It’s been a clash of cultures from the start. Part education and tourism, part marketing and part science, Biosphere 2 attracted 230,000 visitors last year and rang up more than $4 million in gift-shop sales. But as science, Biosphere 2 is not living up to its billing. It is supposed to be a “closed” system, recycling air, water and waste, and receiving nothing from the outside but sunlight and electricity and computer and telephone communications. But last year engineers secretly “scrubbed” rising levels of carbon dioxide from the air in the glass dome. And last month, after oxygen had plummeted mysteriously from 21 to 15 percent of the atmosphere (a level found at elevations of 12,500 feet), they pumped in oxygen. By deviating from the rules, Biosphere 2 may lose the chance to find out whether the oxygen is, as geochemist Wallace Broecker of Columbia University suspects, going into the iron in the 34,000 tons of dirt in its rain forest, savanna, marsh, ocean and farm. It’s more than an academic question: earth’s oxygen levels are also dropping, though extremely gradually. As long as Biosphere 2 gets oxygen infusions, it cannot show how a selfsustaining world works-or fails.
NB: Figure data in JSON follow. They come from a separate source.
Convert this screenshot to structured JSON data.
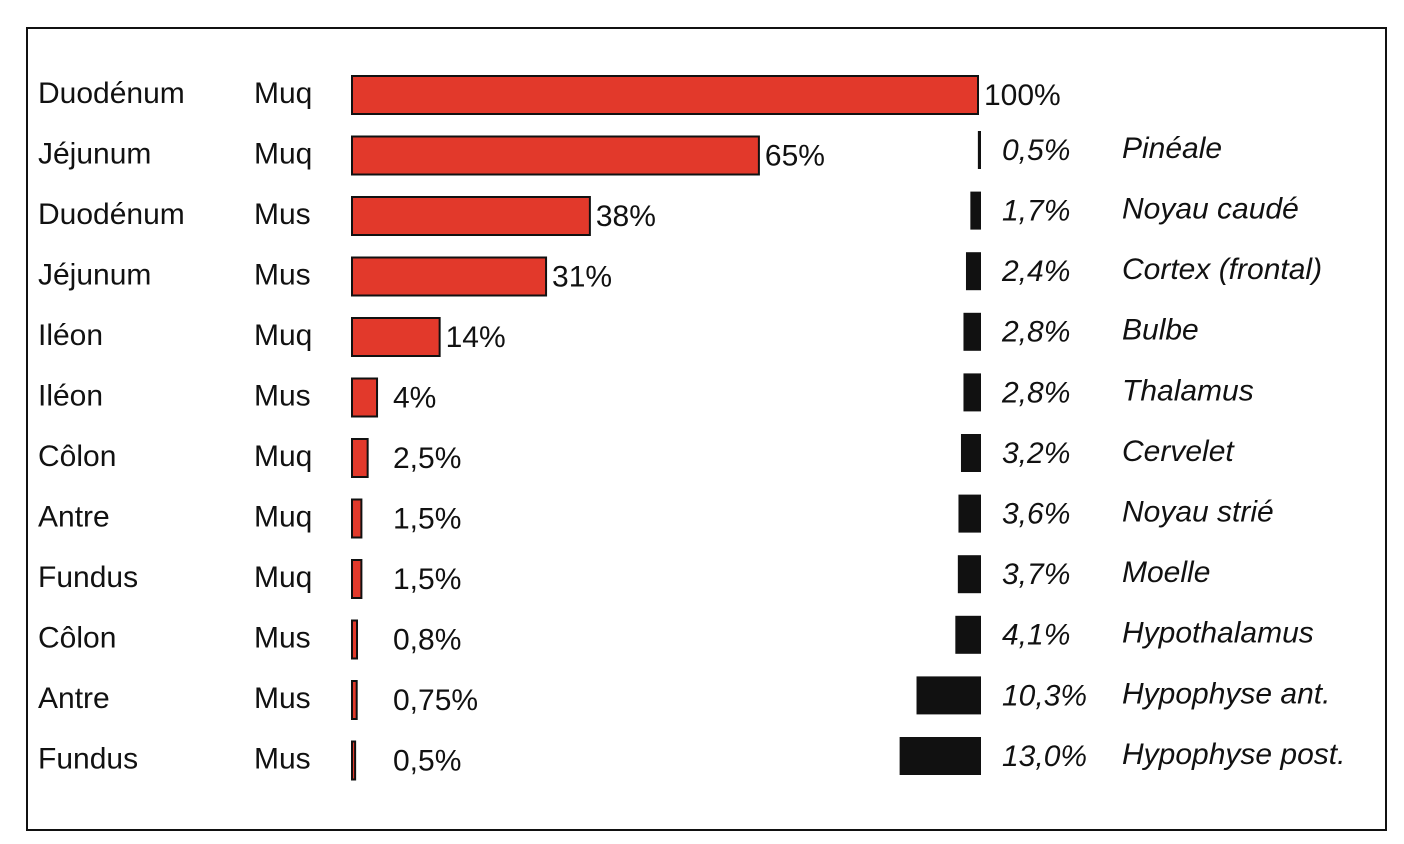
{
  "chart_data": [
    {
      "type": "bar",
      "categories": [
        "Duodénum",
        "Jéjunum",
        "Duodénum",
        "Jéjunum",
        "Iléon",
        "Iléon",
        "Côlon",
        "Antre",
        "Fundus",
        "Côlon",
        "Antre",
        "Fundus"
      ],
      "tissues": [
        "Muq",
        "Muq",
        "Mus",
        "Mus",
        "Muq",
        "Mus",
        "Muq",
        "Muq",
        "Muq",
        "Mus",
        "Mus",
        "Mus"
      ],
      "values": [
        100,
        65,
        38,
        31,
        14,
        4,
        2.5,
        1.5,
        1.5,
        0.8,
        0.75,
        0.5
      ],
      "value_labels": [
        "100%",
        "65%",
        "38%",
        "31%",
        "14%",
        "4%",
        "2,5%",
        "1,5%",
        "1,5%",
        "0,8%",
        "0,75%",
        "0,5%"
      ],
      "color": "#e2392b",
      "xlim": [
        0,
        100
      ]
    },
    {
      "type": "bar",
      "categories": [
        "Pinéale",
        "Noyau caudé",
        "Cortex (frontal)",
        "Bulbe",
        "Thalamus",
        "Cervelet",
        "Noyau strié",
        "Moelle",
        "Hypothalamus",
        "Hypophyse ant.",
        "Hypophyse post."
      ],
      "values": [
        0.5,
        1.7,
        2.4,
        2.8,
        2.8,
        3.2,
        3.6,
        3.7,
        4.1,
        10.3,
        13.0
      ],
      "value_labels": [
        "0,5%",
        "1,7%",
        "2,4%",
        "2,8%",
        "2,8%",
        "3,2%",
        "3,6%",
        "3,7%",
        "4,1%",
        "10,3%",
        "13,0%"
      ],
      "color": "#111111",
      "xlim": [
        0,
        100
      ]
    }
  ]
}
The eight “Biosphereans” did learn from another setback. Crop failures limited them to 1,750 calories a day for much of last year. That deprivation led to the first scientific paper out of Biosphere 2, as Dr. Roy Walford reported that the low-calorie, low-fat regime cut cholesterol, blood pressure, blood sugar and weight. That had been shown in lab animals; Biosphere 2 may prove that a spartan diet retards aging and promotes health in people, too.

That might have been more likely if the advisory board had stayed on. It might happen, still, once Biosphere 2 appoints a science director, as the panel urged months ago. If Biosphere 2 aspires to be more than a spa under glass, it had best find a researcher to keep the experiment on track.